The benefits of controlling a patient’s diabetes are well established. But the consequences of unregulated diabetes on survival rates for lung cancer have been widely debated. 

Now, a retrospective study of people with lung cancer who are diabetic shows they can survive longer if their blood sugar levels are carefully controlled. This holds true across broad socioeconomic and demographic populations that include obese and morbidly obese patients. 

The study examined de-identified health records of 32,642 lung cancer patients from the University of Texas MD Anderson Cancer Center (MDACC) and 17,768 patients from the Louisiana Tumor Registry and Ochsner Health and University Medical Center New Orleans. It drew an association between glycemic (blood sugar) control and improved survival rates among lung cancer patients who also had diabetes. The findings reveal statistically significantly improved overall survival in lung cancer patients having controlled versus uncontrolled blood sugar levels. 

"These findings make a strong case for optimal glycemic control in lung cancer management," wrote the research team led by Xi Liu, Ph.D. of the Frederick National Laboratory for Cancer Research. Results were published in JNCI Cancer Spectrum. 

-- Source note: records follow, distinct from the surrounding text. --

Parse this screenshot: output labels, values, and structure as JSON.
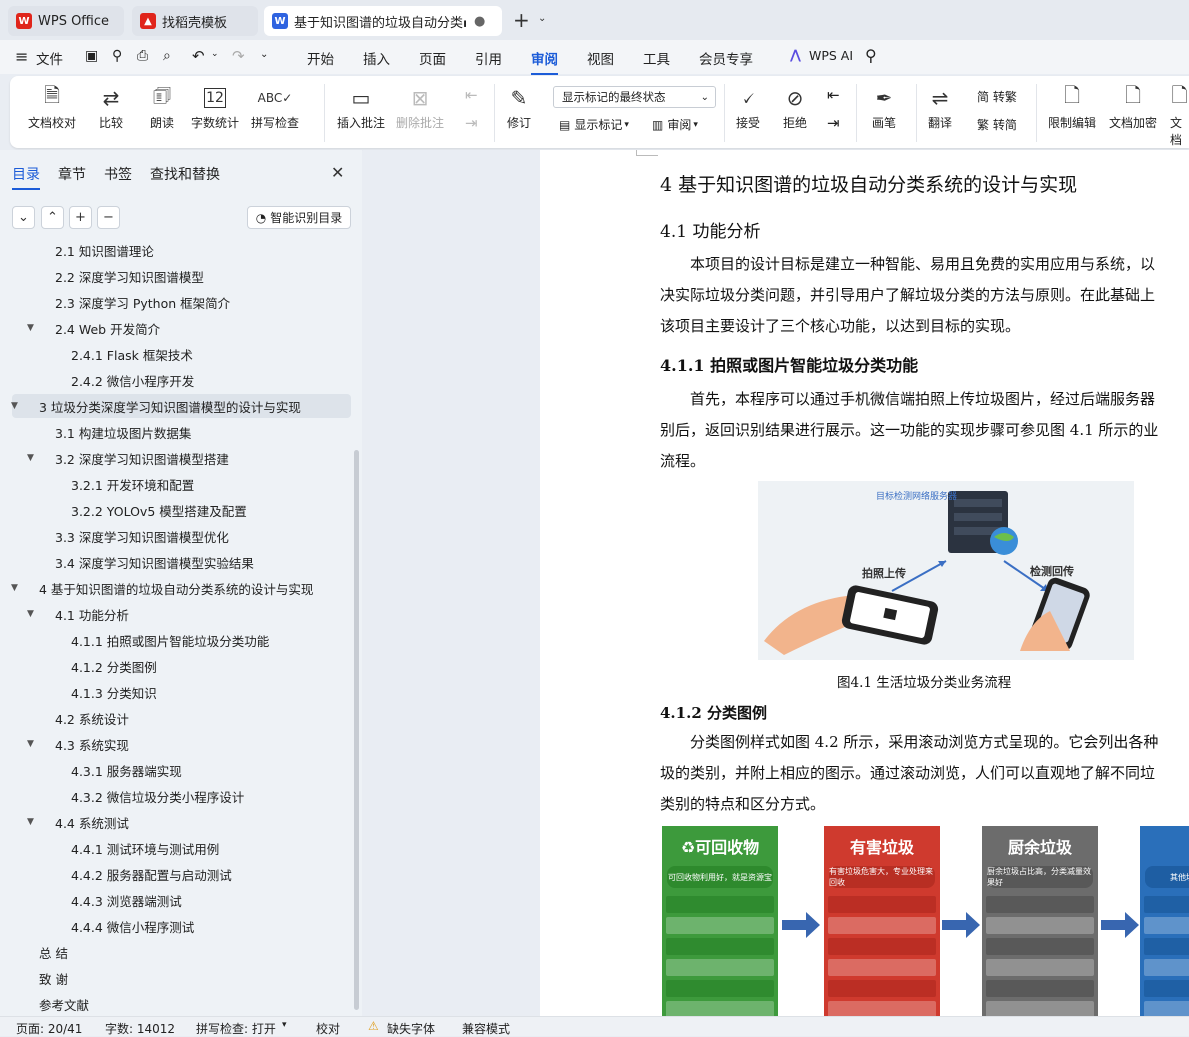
{
  "tabs": {
    "wps": "WPS Office",
    "template": "找稻壳模板",
    "doc": "基于知识图谱的垃圾自动分类▪"
  },
  "menu": {
    "file": "文件",
    "items": [
      "开始",
      "插入",
      "页面",
      "引用",
      "审阅",
      "视图",
      "工具",
      "会员专享"
    ],
    "ai": "WPS AI"
  },
  "ribbon": {
    "proof": "文档校对",
    "compare": "比较",
    "read": "朗读",
    "wordcount": "字数统计",
    "spell": "拼写检查",
    "insert_comment": "插入批注",
    "delete_comment": "删除批注",
    "revise": "修订",
    "show_mode": "显示标记的最终状态",
    "show_marks": "显示标记",
    "review": "审阅",
    "accept": "接受",
    "reject": "拒绝",
    "pen": "画笔",
    "translate": "翻译",
    "to_trad": "简 转繁",
    "to_simp": "繁 转简",
    "restrict": "限制编辑",
    "encrypt": "文档加密",
    "more": "文档"
  },
  "sidebar": {
    "tabs": [
      "目录",
      "章节",
      "书签",
      "查找和替换"
    ],
    "smart": "智能识别目录",
    "toc": [
      {
        "label": "2.1  知识图谱理论",
        "level": 2,
        "arrow": ""
      },
      {
        "label": "2.2  深度学习知识图谱模型",
        "level": 2,
        "arrow": ""
      },
      {
        "label": "2.3  深度学习 Python 框架简介",
        "level": 2,
        "arrow": ""
      },
      {
        "label": "2.4 Web 开发简介",
        "level": 2,
        "arrow": "▼"
      },
      {
        "label": "2.4.1 Flask 框架技术",
        "level": 3,
        "arrow": ""
      },
      {
        "label": "2.4.2  微信小程序开发",
        "level": 3,
        "arrow": ""
      },
      {
        "label": "3  垃圾分类深度学习知识图谱模型的设计与实现",
        "level": 1,
        "arrow": "▼",
        "hl": true
      },
      {
        "label": "3.1  构建垃圾图片数据集",
        "level": 2,
        "arrow": ""
      },
      {
        "label": "3.2  深度学习知识图谱模型搭建",
        "level": 2,
        "arrow": "▼"
      },
      {
        "label": "3.2.1  开发环境和配置",
        "level": 3,
        "arrow": ""
      },
      {
        "label": "3.2.2 YOLOv5 模型搭建及配置",
        "level": 3,
        "arrow": ""
      },
      {
        "label": "3.3  深度学习知识图谱模型优化",
        "level": 2,
        "arrow": ""
      },
      {
        "label": "3.4  深度学习知识图谱模型实验结果",
        "level": 2,
        "arrow": ""
      },
      {
        "label": "4  基于知识图谱的垃圾自动分类系统的设计与实现",
        "level": 1,
        "arrow": "▼"
      },
      {
        "label": "4.1  功能分析",
        "level": 2,
        "arrow": "▼"
      },
      {
        "label": "4.1.1  拍照或图片智能垃圾分类功能",
        "level": 3,
        "arrow": ""
      },
      {
        "label": "4.1.2  分类图例",
        "level": 3,
        "arrow": ""
      },
      {
        "label": "4.1.3  分类知识",
        "level": 3,
        "arrow": ""
      },
      {
        "label": "4.2  系统设计",
        "level": 2,
        "arrow": ""
      },
      {
        "label": "4.3  系统实现",
        "level": 2,
        "arrow": "▼"
      },
      {
        "label": "4.3.1  服务器端实现",
        "level": 3,
        "arrow": ""
      },
      {
        "label": "4.3.2  微信垃圾分类小程序设计",
        "level": 3,
        "arrow": ""
      },
      {
        "label": "4.4  系统测试",
        "level": 2,
        "arrow": "▼"
      },
      {
        "label": "4.4.1  测试环境与测试用例",
        "level": 3,
        "arrow": ""
      },
      {
        "label": "4.4.2  服务器配置与启动测试",
        "level": 3,
        "arrow": ""
      },
      {
        "label": "4.4.3  浏览器端测试",
        "level": 3,
        "arrow": ""
      },
      {
        "label": "4.4.4  微信小程序测试",
        "level": 3,
        "arrow": ""
      },
      {
        "label": "总    结",
        "level": 1,
        "arrow": ""
      },
      {
        "label": "致    谢",
        "level": 1,
        "arrow": ""
      },
      {
        "label": "参考文献",
        "level": 1,
        "arrow": ""
      }
    ]
  },
  "doc": {
    "h1": "4  基于知识图谱的垃圾自动分类系统的设计与实现",
    "h2": "4.1  功能分析",
    "p1": [
      "本项目的设计目标是建立一种智能、易用且免费的实用应用与系统，以",
      "决实际垃圾分类问题，并引导用户了解垃圾分类的方法与原则。在此基础上",
      "该项目主要设计了三个核心功能，以达到目标的实现。"
    ],
    "h3a": "4.1.1  拍照或图片智能垃圾分类功能",
    "p2": [
      "首先，本程序可以通过手机微信端拍照上传垃圾图片，经过后端服务器",
      "别后，返回识别结果进行展示。这一功能的实现步骤可参见图 4.1 所示的业",
      "流程。"
    ],
    "fig_labels": {
      "server": "目标检测网络服务器",
      "up": "拍照上传",
      "back": "检测回传"
    },
    "caption": "图4.1    生活垃圾分类业务流程",
    "h3b": "4.1.2  分类图例",
    "p3": [
      "分类图例样式如图 4.2 所示，采用滚动浏览方式呈现的。它会列出各种",
      "圾的类别，并附上相应的图示。通过滚动浏览，人们可以直观地了解不同垃",
      "类别的特点和区分方式。"
    ],
    "cards": [
      {
        "title": "♻可回收物",
        "sub": "可回收物利用好，就是资源宝",
        "color": "#3d9a3c",
        "row": "#2e8a2d"
      },
      {
        "title": "有害垃圾",
        "sub": "有害垃圾危害大，专业处理来回收",
        "color": "#cf3a2e",
        "row": "#b82e23"
      },
      {
        "title": "厨余垃圾",
        "sub": "厨余垃圾占比高，分类减量效果好",
        "color": "#6c6c6c",
        "row": "#585858"
      },
      {
        "title": "其",
        "sub": "其他垃圾是垃圾",
        "color": "#2a6fba",
        "row": "#1e5ea3"
      }
    ]
  },
  "status": {
    "page": "页面: 20/41",
    "words": "字数: 14012",
    "spell": "拼写检查: 打开",
    "proof": "校对",
    "font": "缺失字体",
    "compat": "兼容模式"
  }
}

"These observations provide a rationale for a prospective and randomized trial in lung cancer cases where the survival consequences of improved control of glycemia are explored," the researchers reported. Such a study could demonstrate whether or not blood sugar levels actually cause the improved survival rates in lung cancers.  

The patient population for the study was diverse. The MDACC cohort received care from a National Cancer Institute-designated comprehensive cancer center, while the Louisiana patients included many who lacked health insurance and suffered health disparities.  

The observed health benefit of controlling blood sugar in diabetic lung cancer patients applied regardless of sex, age, smoking status, stage, race, socioeconomic group, body mass index, and histopathology. 

African American/Black, Caucasian/Non-Hispanic White, and Hispanic lung cancer patients with well-controlled glycemia lived longer than did uncontrolled patients. But the health records had too few numbers of American Indian/Alaskan Native, Asian, and Native Hawaiian/Pacific Islanders to draw statistical conclusions for those groups. 

Nonsmokers and current and former smokers all survived longer when their blood sugar levels were well-controlled. Survival rates were substantially improved in lung cancer patients who were impoverished. 

Liu’s laboratory is co-directed by Ethan Dmitrovsky, M.D., President of Leidos Biomedical Research and Director of the Frederick National Laboratory. This collaborative team has been exploring the relationship between metabolic processes and lung cancer. In an earlier association study, they found nonsteroidal anti-inflammatory drugs (NSAIDs) – common drugs for controlling pain and inflammation, such as aspirin and ibuprofen – improved overall lung cancer survival by a statistically significant margin. The study recommended clinical trials to explore cause-and-effect. 

“Because diabetes is a metabolic syndrome that needs management, we wanted to see whether that management would affect lung cancer survival,” Liu said. “We hope to raise awareness among oncologists to pay more attention to diabetes management. Diabetes management is usually done by primary care doctors. We hope this will raise overall awareness.” 

Association studies can provide a rationale for randomized clinical trials in which cause-and-effect can be determined, and that can lead to practice-changing treatments and improved patient outcomes.